Kido · March 9, 2018, 2:22pm

Thanks! Didn’t think of that. I’ve just checked: symmetricDS supports file synchronization as well. So it might be a solution. I’ll try and set that up.

muhsackio · July 20, 2018, 1:42am

@Kido @lightbender

Jumping in to say that I am working on a similar set up, checking in to see if you’d had an luck since you last posted.

Working with MySQL replication, just Master-Slave for now. Database replication is working fine as confirmed by inspecting using MySQL workbench, but I’m still working on getting the clustering to work properly so that the cache’s are synchronized.

My desired setup is a little bit different than the classic cluster scenario. I am not looking to load balance, but use discrete server / DB units to provide localized access at remote sites while maintaining everything in a single Master database.

If I have any success I will report back.

As for the caching issues, no errors are being thrown from JGroups so far. Currently testing a with tcp channel targeting two locally hosted tomcat instances. One instance is connected to the Master DB, while one is connected to the Slave DB. Next step is to verify clustering works with both servers connecting to the same database, as suggested in the Clustering guide. Will try UDP channel as a second resort as well.

My setup details are below:
XWiki 9.11.7
Tomcat 7.0.90
Java 1.8.0_172

ben.megson · July 25, 2018, 2:30pm

Hello @muhsackio,

Sounds interesting, I was thinking of something similar in future so would be interested to know how you get on.

Is your proposed setup anything like sharding?

Thanks,
Ben

muhsackio · July 31, 2018, 3:02pm

My proposed setup isn’t quite like sharding. My goal isn’t to distribute load in a high traffic environment, which sharding seems to address based on my understanding. It is instead to provide data consistency across instances which may be hosted in disparate geographic locations with poor / expensive internet connectivity. We host in these remote locations to provide quicker access to users to who are affected by poor internet connectivity, but the challenge is to provide them with a data set consistent with what it is on our main site.
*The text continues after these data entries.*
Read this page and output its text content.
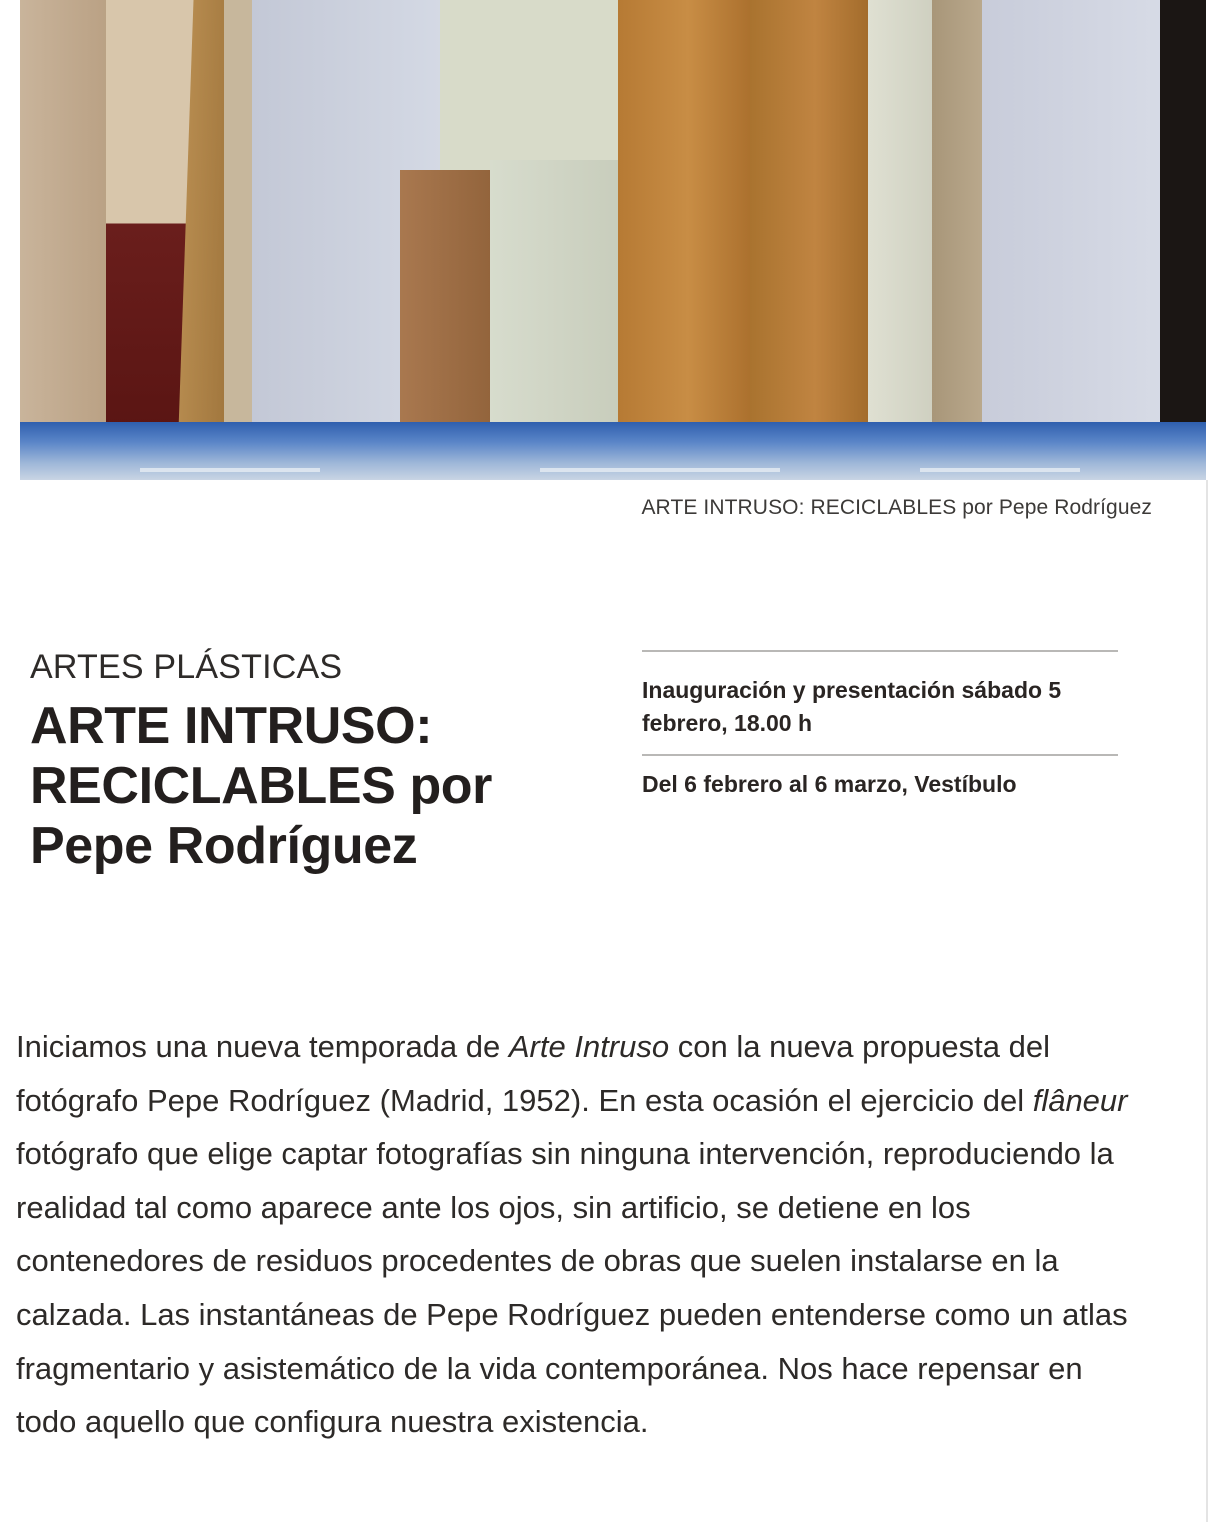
ARTE INTRUSO: RECICLABLES por Pepe Rodríguez
ARTES PLÁSTICAS
ARTE INTRUSO:
RECICLABLES por
Pepe Rodríguez
Inauguración y presentación sábado 5 febrero, 18.00 h
Del 6 febrero al 6 marzo, Vestíbulo

Iniciamos una nueva temporada de Arte Intruso con la nueva propuesta del fotógrafo Pepe Rodríguez (Madrid, 1952). En esta ocasión el ejercicio del flâneur fotógrafo que elige captar fotografías sin ninguna intervención, reproduciendo la realidad tal como aparece ante los ojos, sin artificio, se detiene en los contenedores de residuos procedentes de obras que suelen instalarse en la calzada. Las instantáneas de Pepe Rodríguez pueden entenderse como un atlas fragmentario y asistemático de la vida contemporánea. Nos hace repensar en todo aquello que configura nuestra existencia.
Here is a diagram of what this would look like:

XWiki%20Deployment%20with%20Replication_screen-01

Provided I can get a Master - Slave setup to work, a Master-Master setup would be next to enable write capability at the remote site.

ClemensRobbenhaar · August 4, 2018, 7:13pm

If the connection is not very good but normally at least available, you might check out the “Clustering Guide” as a start: https://www.xwiki.org/xwiki/bin/view/Documentation/AdminGuide/Clustering/
As the “shared file system” needed for that solution is likely not an option here, you might use a different solution like regular calls to rsync between the instances.

danthi · November 6, 2020, 4:30pm

Did you have any success? I’m looking to do exactly what you’ve described and have it working except the remote XWiki’s isn’t showing the revised documents which is due to caching. Once I solve this issue I think I’ll have a working solution.

Kido · November 9, 2020, 7:46am

No, sorry, @danthi, I never took the time to set this up.